As the first day ends on an intense note, we’re plunged deeper into the supernatural and real world racism that faces the Emory family in the second episode. The everyday bigotry that Henry and eldest daughter Ruby (Wright Joseph) encounter at work and at school help to push the entire story forward, while exploring the fragile mental states of both husband and wife concludes the episode with the most terse pie-eating scene since What’s Love Got to Do With It. The MVP award for episode 2 and the four-pack screener goes to Deborah Ayorinde, a name everyone will shout from the rooftops after seeing how she reacts to Betty and her Stepford Wives-like neighbors. How she faces the evil forces from outside their home — specifically an effigy placed on her front lawn — and the otherworldly hate that emanates from inside position Ayorinde as a standout star and definitely not your everyday, average Scream Queen.SEE ALSO
Instead of looking at Them: Covenant through the lens of Black trauma, Little Marvin frames the cruelty and terror directly through white fright. Henry and Lucky must defend themselves against it and put on a brave face with their children despite society not being on their side, plus neighbors who are at odds with them outside their front door. If that wasn’t enough, when the youngest daughter Gracie (Hurd) begins to experience strange possessions and unexplained scares (courtesy of Miss Vera, the schoolmarm of Gracie’s books), questions and mysteries surround the already mentally unstable housewife and homemaker.

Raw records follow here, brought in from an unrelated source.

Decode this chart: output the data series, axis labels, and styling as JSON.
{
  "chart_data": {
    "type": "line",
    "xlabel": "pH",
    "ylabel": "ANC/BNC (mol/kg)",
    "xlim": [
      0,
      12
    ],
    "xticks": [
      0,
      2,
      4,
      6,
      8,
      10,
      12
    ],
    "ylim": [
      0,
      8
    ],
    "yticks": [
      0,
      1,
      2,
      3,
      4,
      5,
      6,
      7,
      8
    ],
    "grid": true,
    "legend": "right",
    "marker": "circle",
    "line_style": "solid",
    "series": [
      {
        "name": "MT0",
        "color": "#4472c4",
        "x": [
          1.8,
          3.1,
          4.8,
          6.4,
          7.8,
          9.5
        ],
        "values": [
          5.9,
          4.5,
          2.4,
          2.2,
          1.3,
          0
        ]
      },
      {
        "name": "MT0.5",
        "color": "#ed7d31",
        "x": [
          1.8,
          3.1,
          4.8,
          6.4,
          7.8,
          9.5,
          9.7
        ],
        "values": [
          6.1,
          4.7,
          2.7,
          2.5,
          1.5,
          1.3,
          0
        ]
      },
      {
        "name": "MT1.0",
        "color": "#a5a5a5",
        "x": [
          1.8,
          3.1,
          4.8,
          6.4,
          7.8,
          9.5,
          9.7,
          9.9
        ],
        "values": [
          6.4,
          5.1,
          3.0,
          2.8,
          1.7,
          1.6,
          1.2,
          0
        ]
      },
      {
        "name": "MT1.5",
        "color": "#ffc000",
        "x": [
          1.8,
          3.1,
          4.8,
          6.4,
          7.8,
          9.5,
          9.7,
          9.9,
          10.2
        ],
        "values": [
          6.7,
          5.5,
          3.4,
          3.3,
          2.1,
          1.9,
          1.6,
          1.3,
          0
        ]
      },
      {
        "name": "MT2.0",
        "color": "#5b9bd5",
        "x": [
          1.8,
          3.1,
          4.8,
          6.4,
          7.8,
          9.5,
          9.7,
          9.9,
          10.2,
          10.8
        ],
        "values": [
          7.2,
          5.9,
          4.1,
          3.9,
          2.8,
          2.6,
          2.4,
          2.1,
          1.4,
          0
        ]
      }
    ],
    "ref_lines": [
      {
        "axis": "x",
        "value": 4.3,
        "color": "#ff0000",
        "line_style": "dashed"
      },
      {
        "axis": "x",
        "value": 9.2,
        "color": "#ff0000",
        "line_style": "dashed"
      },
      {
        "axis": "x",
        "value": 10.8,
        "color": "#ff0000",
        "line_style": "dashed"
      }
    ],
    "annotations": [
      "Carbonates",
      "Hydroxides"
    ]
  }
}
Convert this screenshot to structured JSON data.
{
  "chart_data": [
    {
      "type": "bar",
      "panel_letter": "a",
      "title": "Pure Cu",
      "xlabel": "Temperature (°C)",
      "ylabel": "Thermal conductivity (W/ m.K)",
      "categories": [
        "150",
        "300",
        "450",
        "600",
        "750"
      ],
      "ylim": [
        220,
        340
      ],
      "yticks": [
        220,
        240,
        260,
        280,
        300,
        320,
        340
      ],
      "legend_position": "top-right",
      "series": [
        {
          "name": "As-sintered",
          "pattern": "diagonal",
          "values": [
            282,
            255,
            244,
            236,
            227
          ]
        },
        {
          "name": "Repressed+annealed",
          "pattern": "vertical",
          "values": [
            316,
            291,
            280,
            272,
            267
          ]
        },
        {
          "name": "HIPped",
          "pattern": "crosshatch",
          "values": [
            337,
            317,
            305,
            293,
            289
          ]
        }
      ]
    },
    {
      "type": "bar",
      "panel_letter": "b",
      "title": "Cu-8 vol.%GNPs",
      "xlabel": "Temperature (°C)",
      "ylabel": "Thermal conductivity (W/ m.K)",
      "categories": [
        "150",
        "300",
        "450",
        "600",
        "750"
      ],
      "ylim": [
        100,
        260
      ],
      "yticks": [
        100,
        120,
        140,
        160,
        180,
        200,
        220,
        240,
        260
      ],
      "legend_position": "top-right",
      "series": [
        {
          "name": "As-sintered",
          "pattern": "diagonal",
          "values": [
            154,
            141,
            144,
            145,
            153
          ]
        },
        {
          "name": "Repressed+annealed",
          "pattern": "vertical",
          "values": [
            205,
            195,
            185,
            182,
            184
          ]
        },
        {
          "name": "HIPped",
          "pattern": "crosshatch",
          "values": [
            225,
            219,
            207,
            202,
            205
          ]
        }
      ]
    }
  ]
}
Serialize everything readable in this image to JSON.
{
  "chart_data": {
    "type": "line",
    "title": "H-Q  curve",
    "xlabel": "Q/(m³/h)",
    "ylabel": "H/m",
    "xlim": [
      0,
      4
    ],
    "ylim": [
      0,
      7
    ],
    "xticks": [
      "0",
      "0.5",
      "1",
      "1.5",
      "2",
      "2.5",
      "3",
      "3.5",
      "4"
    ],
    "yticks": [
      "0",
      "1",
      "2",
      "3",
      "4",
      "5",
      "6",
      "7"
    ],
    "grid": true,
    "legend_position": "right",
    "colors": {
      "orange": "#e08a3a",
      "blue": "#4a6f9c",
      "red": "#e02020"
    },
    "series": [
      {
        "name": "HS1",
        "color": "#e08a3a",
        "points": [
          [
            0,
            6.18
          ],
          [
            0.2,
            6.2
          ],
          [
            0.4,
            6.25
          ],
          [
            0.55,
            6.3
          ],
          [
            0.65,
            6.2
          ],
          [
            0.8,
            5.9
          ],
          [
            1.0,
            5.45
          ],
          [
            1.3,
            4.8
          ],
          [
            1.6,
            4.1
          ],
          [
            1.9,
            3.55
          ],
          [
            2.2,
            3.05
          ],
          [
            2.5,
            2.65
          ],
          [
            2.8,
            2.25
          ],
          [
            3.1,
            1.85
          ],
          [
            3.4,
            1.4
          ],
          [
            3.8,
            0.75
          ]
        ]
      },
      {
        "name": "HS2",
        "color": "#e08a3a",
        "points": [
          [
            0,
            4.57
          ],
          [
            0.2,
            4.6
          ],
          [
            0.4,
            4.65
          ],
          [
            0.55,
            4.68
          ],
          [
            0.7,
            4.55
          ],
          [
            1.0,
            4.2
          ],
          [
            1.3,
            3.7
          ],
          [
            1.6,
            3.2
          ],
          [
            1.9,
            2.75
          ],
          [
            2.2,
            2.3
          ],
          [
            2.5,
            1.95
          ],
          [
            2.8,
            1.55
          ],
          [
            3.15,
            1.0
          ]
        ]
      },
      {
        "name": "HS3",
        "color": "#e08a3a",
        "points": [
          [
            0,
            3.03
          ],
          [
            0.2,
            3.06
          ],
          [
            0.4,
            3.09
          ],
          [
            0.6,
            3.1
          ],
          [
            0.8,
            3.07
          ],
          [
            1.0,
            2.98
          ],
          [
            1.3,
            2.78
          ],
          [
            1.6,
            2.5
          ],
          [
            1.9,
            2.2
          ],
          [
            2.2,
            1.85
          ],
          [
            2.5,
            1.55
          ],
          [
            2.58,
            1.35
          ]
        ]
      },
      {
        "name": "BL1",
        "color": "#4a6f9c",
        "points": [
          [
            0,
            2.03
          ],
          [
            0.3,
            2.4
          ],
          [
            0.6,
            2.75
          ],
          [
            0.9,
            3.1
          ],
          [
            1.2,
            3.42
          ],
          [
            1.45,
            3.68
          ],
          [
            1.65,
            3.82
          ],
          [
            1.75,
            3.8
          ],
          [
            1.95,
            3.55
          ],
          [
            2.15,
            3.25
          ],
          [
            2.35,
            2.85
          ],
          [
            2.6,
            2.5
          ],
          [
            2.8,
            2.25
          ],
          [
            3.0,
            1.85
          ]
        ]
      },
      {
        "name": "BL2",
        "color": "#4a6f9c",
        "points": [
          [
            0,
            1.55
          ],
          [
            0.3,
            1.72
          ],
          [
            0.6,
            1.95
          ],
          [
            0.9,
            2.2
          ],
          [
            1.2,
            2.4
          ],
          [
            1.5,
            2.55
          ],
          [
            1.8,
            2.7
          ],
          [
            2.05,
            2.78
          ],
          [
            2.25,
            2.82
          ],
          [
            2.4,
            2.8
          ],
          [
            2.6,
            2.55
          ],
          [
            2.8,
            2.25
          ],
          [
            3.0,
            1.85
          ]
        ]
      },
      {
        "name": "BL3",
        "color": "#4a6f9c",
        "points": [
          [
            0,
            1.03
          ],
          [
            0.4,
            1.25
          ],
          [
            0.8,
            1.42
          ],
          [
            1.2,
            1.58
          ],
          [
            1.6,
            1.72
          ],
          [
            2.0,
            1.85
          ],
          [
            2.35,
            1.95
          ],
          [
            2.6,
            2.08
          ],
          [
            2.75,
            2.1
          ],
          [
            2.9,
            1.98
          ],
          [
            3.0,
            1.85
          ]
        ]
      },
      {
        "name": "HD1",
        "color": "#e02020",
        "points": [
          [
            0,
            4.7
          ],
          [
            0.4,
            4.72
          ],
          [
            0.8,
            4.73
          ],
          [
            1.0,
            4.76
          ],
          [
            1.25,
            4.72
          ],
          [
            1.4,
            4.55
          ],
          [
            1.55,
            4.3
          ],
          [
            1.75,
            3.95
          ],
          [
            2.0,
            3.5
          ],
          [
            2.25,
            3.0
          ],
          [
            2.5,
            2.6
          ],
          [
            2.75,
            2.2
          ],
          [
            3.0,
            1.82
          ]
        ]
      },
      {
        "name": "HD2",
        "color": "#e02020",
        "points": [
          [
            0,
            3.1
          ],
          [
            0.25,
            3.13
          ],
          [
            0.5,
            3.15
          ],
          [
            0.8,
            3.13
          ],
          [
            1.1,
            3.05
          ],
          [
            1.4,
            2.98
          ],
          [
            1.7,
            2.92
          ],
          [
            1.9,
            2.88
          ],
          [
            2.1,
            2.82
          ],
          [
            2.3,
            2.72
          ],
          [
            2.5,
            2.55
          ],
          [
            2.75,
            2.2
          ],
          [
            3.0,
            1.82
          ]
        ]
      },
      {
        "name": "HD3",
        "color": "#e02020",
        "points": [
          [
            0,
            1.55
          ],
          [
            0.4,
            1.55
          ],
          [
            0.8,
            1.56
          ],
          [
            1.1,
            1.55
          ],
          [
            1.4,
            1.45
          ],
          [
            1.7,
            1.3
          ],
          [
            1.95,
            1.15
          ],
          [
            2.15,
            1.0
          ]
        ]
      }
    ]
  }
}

Them: Covenant is slated as an anthology series, meaning this season should end with more closure than confusion. “What I can say is that [Them will be in] a different time and a different place every season,” Marvin teased. The show greatly establishes a chilling nightmare with gore, shocks, and racially-tinged moments that should embarrass any Karens enough to refrain from misspeaking at the next Zoom meeting. Little Marvin and Lena Waithe successfully present a horror-and-mystery-filled tale that avoids the quagmire associated with Lovecraft Country and instills enough hair-raising, intense and twisted moments that you’ll be unable to look away from.